Not every great movie becomes a cultural touchstone. Some simply escape notice, some are obscured by time, and some are actively suppressed. In this column, Jared adopts a few orphaned films in need of a good viewing.
During the Cold War, Americans were afraid that an outside force might surreptitiously influence national policy. The improbably well-traveled novelist Darwin Teilhet was ahead of the game in supposing that the Reds could easily take over, not by brainwashing, spying, or invading, but by using the red-blooded American tradition of manipulating public opinion surveys. The Fearmakers, the film based on his novel, takes great pains to vilify the broken polling agencies where votes are bought and sold, using the “Red Menace” as a boogeyman, just to get your attention.
Dana Andrews chain-smokes his way through the film as a recently released P.O.W. Andrews gives a characteristically stony performance here—as always, he plays against emotion, while projecting the strain behind his mask of stoicism.
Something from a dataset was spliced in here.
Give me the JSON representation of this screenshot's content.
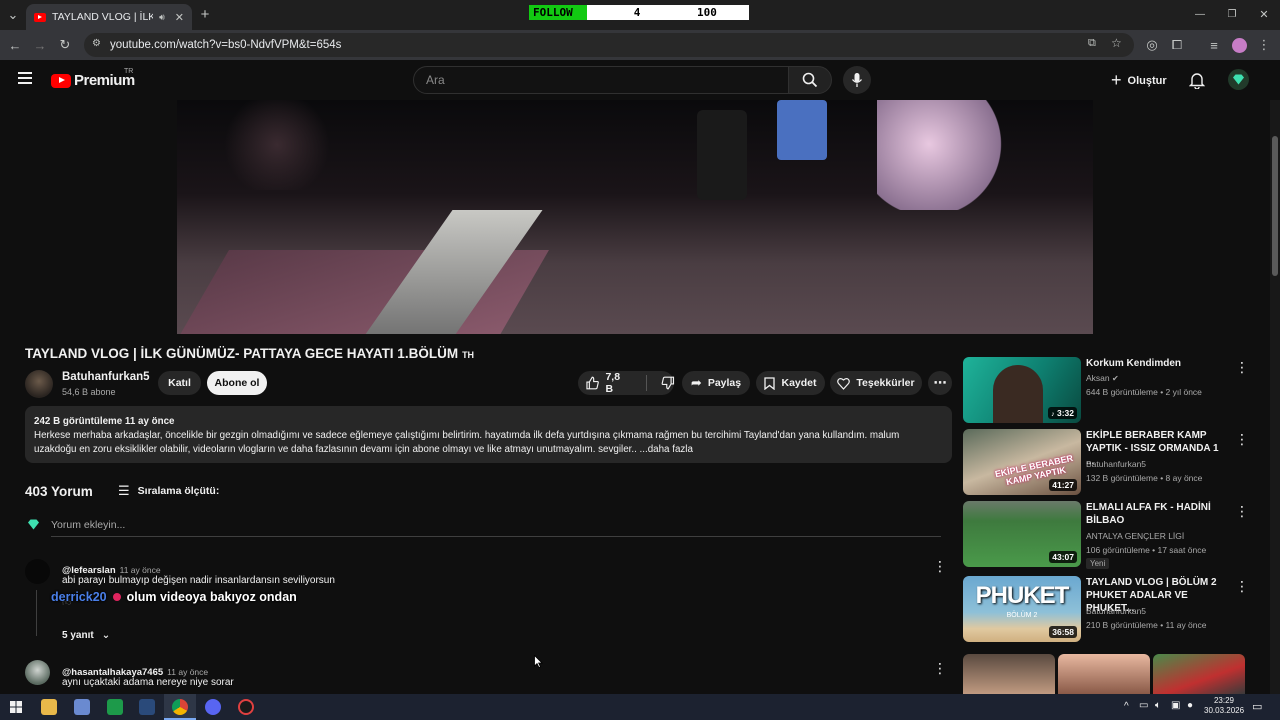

By the time The Fearmakers was made, a decade of alcoholism had eroded his Hollywood-approved good-looks, but his alarmingly haggard appearance adds a believable gravity to the role.
While imprisoned in North Korea, Andrews was subjected to their secret brainwashing techniques, which apparently consist of sitting the prisoner down in a chair and bitch-slapping them repeatedly for the hell of it. As a result, Andrews suffers from periodic headache spells.
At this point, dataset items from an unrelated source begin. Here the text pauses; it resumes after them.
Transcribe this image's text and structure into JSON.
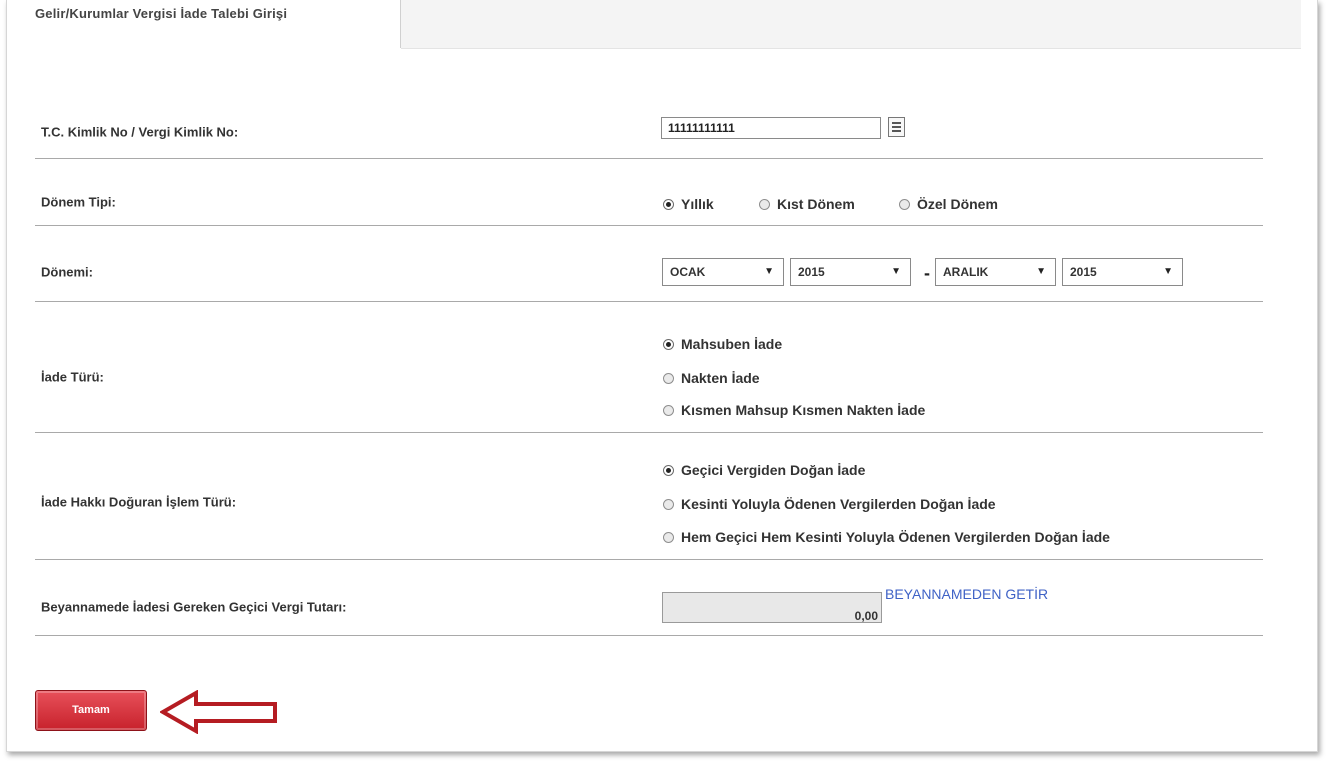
{
  "tab": {
    "title": "Gelir/Kurumlar Vergisi İade Talebi Girişi"
  },
  "form": {
    "tc_label": "T.C. Kimlik No / Vergi Kimlik No:",
    "tc_value": "11111111111",
    "donem_tipi_label": "Dönem Tipi:",
    "donem_tipi_options": [
      "Yıllık",
      "Kıst Dönem",
      "Özel Dönem"
    ],
    "donem_tipi_selected": "Yıllık",
    "donemi_label": "Dönemi:",
    "start_month": "OCAK",
    "start_year": "2015",
    "period_separator": "-",
    "end_month": "ARALIK",
    "end_year": "2015",
    "iade_turu_label": "İade Türü:",
    "iade_turu_options": [
      "Mahsuben İade",
      "Nakten İade",
      "Kısmen Mahsup Kısmen Nakten İade"
    ],
    "iade_turu_selected": "Mahsuben İade",
    "islem_turu_label": "İade Hakkı Doğuran İşlem Türü:",
    "islem_turu_options": [
      "Geçici Vergiden Doğan İade",
      "Kesinti Yoluyla Ödenen Vergilerden Doğan İade",
      "Hem Geçici Hem Kesinti Yoluyla Ödenen Vergilerden Doğan İade"
    ],
    "islem_turu_selected": "Geçici Vergiden Doğan İade",
    "tutar_label": "Beyannamede İadesi Gereken Geçici Vergi Tutarı:",
    "tutar_value": "0,00",
    "getir_link": "BEYANNAMEDEN GETİR"
  },
  "actions": {
    "submit_label": "Tamam"
  },
  "colors": {
    "button": "#c7222c",
    "link": "#3f62c6",
    "annotation_arrow": "#b51c22"
  },
  "icons": {
    "list_icon": "list-icon",
    "annotation": "left-arrow-icon"
  }
}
When Andrews returns to Washington, D.C., he finds that his business partner has been killed, and the meticulously honest polling agency they founded has been sold to a great big asshole (Dick Foran). Foran allows wealthy politicians to purchase whatever poll results support their platform, and he does the same for wealthy organizations as well.
You see, the really cool thing about The Fearmakers, is that it was released amidst a sea of anti-commie propaganda movies, but its story actively dismisses the attention-grabbing concept of “brainwashing” as a paranoid fever-dream, choosing instead to expose an enemy within our imperfect nation. This is not The Manchurian Candidate. Yes, the communists ultimately turn out to be the ones rigging the polling system, but that system is of American design, and they hijacked it by taking advantage of a capitalist’s greed.
In addition to the war-torn Andrews and the oily Foran, it’s worthing mentioning a supporting turn by Mel “The Velvet Fog” Tormé, cast against-type as a spineless fidget in coke-bottle glasses, whose hopeless infatuation with The Only Woman in the Office (Marilee Earle) plays a harmonizing note of utter sadsack tragedy.
Also notable: legendary B-movie director Jacques Tourneur uses clean staging and heavy shadows to create an oppressively no-nonsense atmosphere.
But good direction and good acting can only enhance a mystery. It’s the writing that makes or breaks this particular genre, because it’s inherently dialogue-dependent. Mystery requires speech after speech of exposition, revelation, explanation, accusation, conviction, contrition. It’s perhaps the most difficult type of story to construct, and as such, it is The Fearmakers‘ weakpoint.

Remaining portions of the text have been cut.